Arthur, le chien couronne assis sur un ballon

L'assistant qui dit « je ne sais pas »

Arthur vit sur le bureau. Il répond en une milliseconde avec ses propres règles, appelle un grand modèle seulement quand il le faut — et refuse d'inventer quand il ne sait pas.

Pourquoi il existe

J'ai demandé à mon assistant : « c'est quoi la tour ? »

Il m'a répondu le cycle de reproduction du VIH.

Rien n'était cassé. Le mot français tour se cachait dans tournement, au milieu d'un document médical qu'il avait avalé. Il a trouvé, et il a répondu avec un aplomb total.

Le défaut n'était pas « le modèle n'est pas assez malin ». Le défaut, c'est que le modèle ne dit jamais qu'il ne sait pas. Tous les assistants que j'utilise préfèrent inventer une réponse plausible plutôt qu'avouer un trou.

Pour un compagnon posé sur un bureau toute la journée, qui lit une vraie machine et raconte ce qu'il y voit, ce n'est pas un petit défaut. C'est tout le problème.

Arthur est construit autour d'une seule règle : il préfère ne rien dire que dire quelque chose de faux.

Comment il décide

Les cinq étages d'Arthur, avec le temps de chacun
Il ne monte d'un étage que si celui du dessous n'a rien d'honnête à dire.

Le dernier étage est le cœur du projet. « Je ne sais pas » n'est pas un échec : c'est une arrivée légitime. Si rien au-dessus ne peut répondre vrai, Arthur le dit et s'arrête.
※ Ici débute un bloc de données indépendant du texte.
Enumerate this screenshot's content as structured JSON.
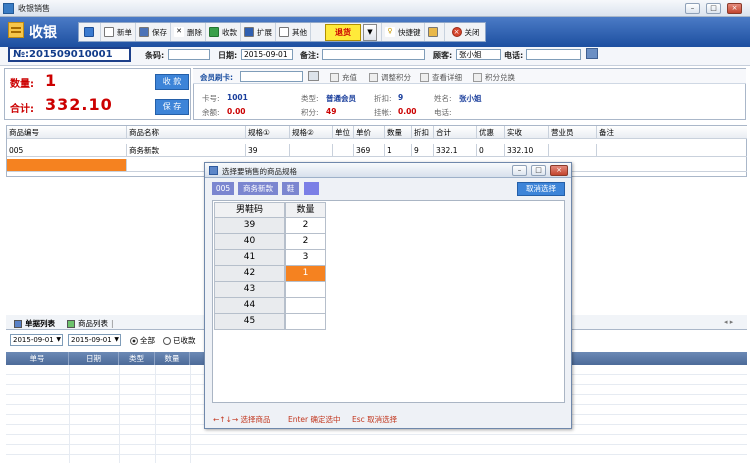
{
  "window": {
    "title": "收银销售"
  },
  "header": {
    "logo_text": "收银"
  },
  "toolbar": {
    "items": [
      {
        "label": "",
        "icon": "book-icon"
      },
      {
        "label": "新单",
        "icon": "new-doc-icon"
      },
      {
        "label": "保存",
        "icon": "floppy-icon"
      },
      {
        "label": "删除",
        "icon": "x-icon"
      },
      {
        "label": "收款",
        "icon": "money-icon"
      },
      {
        "label": "扩展",
        "icon": "list-icon"
      },
      {
        "label": "其他",
        "icon": "doc-icon"
      }
    ],
    "return_label": "退货",
    "shortcut_label": "快捷键",
    "close_label": "关闭"
  },
  "order": {
    "number": "№:201509010001",
    "barcode_label": "条码:",
    "barcode_value": "",
    "date_label": "日期:",
    "date_value": "2015-09-01",
    "note_label": "备注:",
    "note_value": "",
    "customer_label": "顾客:",
    "customer_value": "张小姐",
    "phone_label": "电话:",
    "phone_value": ""
  },
  "summary": {
    "qty_label": "数量:",
    "qty_value": "1",
    "total_label": "合计:",
    "total_value": "332.10",
    "collect_btn": "收 款",
    "save_btn": "保 存"
  },
  "member": {
    "card_label": "会员刷卡:",
    "card_value": "",
    "actions": [
      "充值",
      "调整积分",
      "查看详细",
      "积分兑换"
    ],
    "card_no_label": "卡号:",
    "card_no": "1001",
    "type_label": "类型:",
    "type": "普通会员",
    "discount_label": "折扣:",
    "discount": "9",
    "name_label": "姓名:",
    "name": "张小姐",
    "balance_label": "余额:",
    "balance": "0.00",
    "points_label": "积分:",
    "points": "49",
    "credit_label": "挂帐:",
    "credit": "0.00",
    "phone_label": "电话:",
    "phone": ""
  },
  "grid": {
    "columns": [
      "商品编号",
      "商品名称",
      "规格①",
      "规格②",
      "单位",
      "单价",
      "数量",
      "折扣",
      "合计",
      "优惠",
      "实收",
      "营业员",
      "备注"
    ],
    "rows": [
      [
        "005",
        "商务新款",
        "39",
        "",
        "",
        "369",
        "1",
        "9",
        "332.1",
        "0",
        "332.10",
        "",
        ""
      ]
    ]
  },
  "lower": {
    "tabs": [
      "单据列表",
      "商品列表"
    ],
    "date_from": "2015-09-01",
    "date_to": "2015-09-01",
    "radio_all": "全部",
    "radio_paid": "已收款",
    "columns": [
      "单号",
      "日期",
      "类型",
      "数量"
    ]
  },
  "dialog": {
    "title": "选择要销售的商品规格",
    "chips": [
      "005",
      "商务新款",
      "鞋",
      ""
    ],
    "cancel_label": "取消选择",
    "size_header": "男鞋码",
    "qty_header": "数量",
    "rows": [
      {
        "size": "39",
        "qty": "2"
      },
      {
        "size": "40",
        "qty": "2"
      },
      {
        "size": "41",
        "qty": "3"
      },
      {
        "size": "42",
        "qty": "1"
      },
      {
        "size": "43",
        "qty": ""
      },
      {
        "size": "44",
        "qty": ""
      },
      {
        "size": "45",
        "qty": ""
      }
    ],
    "selected_index": 3,
    "hint1": "←↑↓→ 选择商品",
    "hint2": "Enter 确定选中",
    "hint3": "Esc 取消选择"
  },
  "colors": {
    "accent": "#1d4fa0",
    "selection": "#f58220",
    "warning": "#ffea3a",
    "button": "#3d84d8"
  }
}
Demandez-lui une question de santé, il refuse net. Demandez-lui la couleur du chapeau d'un voisin, il dit qu'il ne peut pas savoir. Coupez sa connexion au serveur, il dit « je n'ai pas pu regarder » — il ne comble jamais le silence par une supposition.

Il lit une vraie machine

Ses outils mesurent à l'instant, ils ne récitent pas une réponse gardée :

> qui est en ligne ?

Sur la tour (le serveur qui porte le site) :
   · pandemonium            Up About an hour
   · petit-braignak         Up 47 hours
   · tour-caddy-1           Up 41 hours
   → 8 en marche.

A la maison :
   · le cockpit — porte 8790
   · le cerveau qui reflechit ici — porte 8081

Un deuxième outil regarde la santé du serveur : depuis quand il tourne, sa charge, la place sur son disque, ce qui est tombé, et si les pages s'ouvrent. Puis il tranche.

La première fois que je l'ai lancé, il a trouvé une panne

Le tableau de bord de mon propre serveur répondait « introuvable ». Je ne le savais pas.

Le choix du grand modèle

Les quatre modèles NVIDIA Nemotron comparés
Trois épreuves : une facile, un calcul, et un piège où la seule bonne réponse est « je ne peux pas savoir ».

Le gagnant est plus lent de 163 millisecondes que son concurrent direct. Et il ne devine pas. Pour un projet bâti sur le refus d'inventer, le choix n'était pas serré.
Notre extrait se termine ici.